なぜかと聞くと「えっちな本とか探せないから」だった。おいおい、今時はスマホで事足りるから、そんなエロ本なんてあるわけがない。
「残念だがアダルトなもんは無いよ」
「そんなぁ……」
なんで肩を落とすのかなあ!?
「それより、比屋根。ずっとメイド服のままなのか?」
「うん。だって天川くんのメイドだもん」
「そ、そか……」
こうして向き合うと……なんだか照れくさいな。比屋根はずっと微笑んでいるから、なんだか心が和やかになる。
「ねえねえ、部屋って二つあるんだね」
「ああ、洋室がふたつ。片方が俺の部屋で、もう片方はサクラの部屋。でも、比屋根が使うといいよ。サクラは俺の部屋で寝かせるから」
「いいの? わたし、天川くんと同じで部屋でもいいけど」
「――なッ!!」
それはまずいだろう、いろいと。着替えとか見えちゃうし! けど、ちょっと見てみたい気も……いや、ダメだ。俺の身が持たない。
「冗談、冗談。まだ色々恥ずかしいもんね?」
「そ、そうだ。その内でいいだろ!」
お互い、顔を真っ赤にして妥協した。……まったく、比屋根も気が気じゃない状態じゃないか。あぁ、もうっ!
「の……喉乾いちゃった」
「ああ、取ってくるよ」
「天川くんは、そこにいて。冷蔵庫あれだよね?」
「あ、ああ。さっそくお世話してくれるんだな」
「うん、任せて」
感動的瞬間だ。
比屋根が給仕を……なんだかイケナイ世界に踏み入れている気がするぞ。だけど、なんだろう、この光景……良い。

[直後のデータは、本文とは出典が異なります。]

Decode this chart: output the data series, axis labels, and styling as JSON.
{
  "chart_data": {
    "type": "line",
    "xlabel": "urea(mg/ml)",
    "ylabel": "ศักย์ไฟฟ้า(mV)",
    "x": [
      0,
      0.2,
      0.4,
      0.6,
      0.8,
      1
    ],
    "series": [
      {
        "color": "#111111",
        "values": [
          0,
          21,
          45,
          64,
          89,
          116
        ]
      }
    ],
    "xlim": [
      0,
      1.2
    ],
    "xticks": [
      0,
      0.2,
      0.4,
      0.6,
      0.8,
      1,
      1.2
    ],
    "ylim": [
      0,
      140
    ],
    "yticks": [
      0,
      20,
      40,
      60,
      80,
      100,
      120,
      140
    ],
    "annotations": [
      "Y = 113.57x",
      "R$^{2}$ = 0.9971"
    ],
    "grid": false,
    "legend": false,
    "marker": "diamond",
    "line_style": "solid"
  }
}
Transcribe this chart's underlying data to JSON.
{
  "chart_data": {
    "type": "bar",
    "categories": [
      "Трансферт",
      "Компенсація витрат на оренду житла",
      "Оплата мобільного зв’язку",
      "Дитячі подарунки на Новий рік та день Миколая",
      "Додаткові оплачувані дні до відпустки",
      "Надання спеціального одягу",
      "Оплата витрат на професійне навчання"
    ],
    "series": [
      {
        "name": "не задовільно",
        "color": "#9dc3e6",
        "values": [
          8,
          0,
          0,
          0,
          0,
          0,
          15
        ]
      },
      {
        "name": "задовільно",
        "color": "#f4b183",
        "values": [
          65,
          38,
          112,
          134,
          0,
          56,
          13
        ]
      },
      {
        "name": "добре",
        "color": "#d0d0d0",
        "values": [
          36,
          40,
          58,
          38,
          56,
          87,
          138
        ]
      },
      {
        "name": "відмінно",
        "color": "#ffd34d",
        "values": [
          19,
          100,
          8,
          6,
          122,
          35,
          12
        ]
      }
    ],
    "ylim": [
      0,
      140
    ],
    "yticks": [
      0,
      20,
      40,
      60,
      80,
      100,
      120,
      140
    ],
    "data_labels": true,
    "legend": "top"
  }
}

後姿の比屋根を見ていても癒される。背中とかお尻とか……全てが可愛い。
「冷蔵庫に缶コーヒーがあるから、それを二本頼む」
「これねっ」
中から『W缶』を取り出し、持ってくる比屋根。しかし、そこには一本しかなかった。
「あれ、一本しかなかった?」
「うん、これしかなかった」
「そうか。じゃあ、比屋根が飲むといい」
「あ、ありがと」
蓋を開け、比屋根は缶コーヒーに口をつけた。ごくごくと喉を潤し、満足気。だけど、そこで終わらなかった。
「ん、比屋根?」
「は、はい……どうぞ」
比屋根は、さっき口を付けた缶コーヒーを差し出してきた。こ、これって……間接キスじゃないか。
「で、でも……」
「半分こしよ。天川くんも喉乾いているでしょ? わたしは救急箱持ってくるから、どこ?」
「レンジの下にある棚だ」
場所を教えると、比屋根は恥ずかしそうに席を立つ。俺は……俺は、缶コーヒーを持った。飲み口に近づけていく。
……やば、手が震えてきた。
でも、せっかくの比屋根のご好意だ。無視するわけにはいかない。
ゆっくりと口をつけ、俺は缶コーヒーを味わった。……うまっ。
気づくと、比屋根が見つめていた。救急箱を持って。
「……か、間接キス、だね」
「お、おう。ありがと」
そうして、俺は間接キスと頬の手当を受けた。
* * *
今日の晩飯は、カップラーメンにしておいた。料理している時間もなかったしな。
「みんな大好き、カレーラーメンだ」
「うん、これ好き。お手軽よね!」
32型テレビに映し出されているバラエティ番組を見ながら、比屋根とご飯を食べる。なんて幸せな一時なんだ――!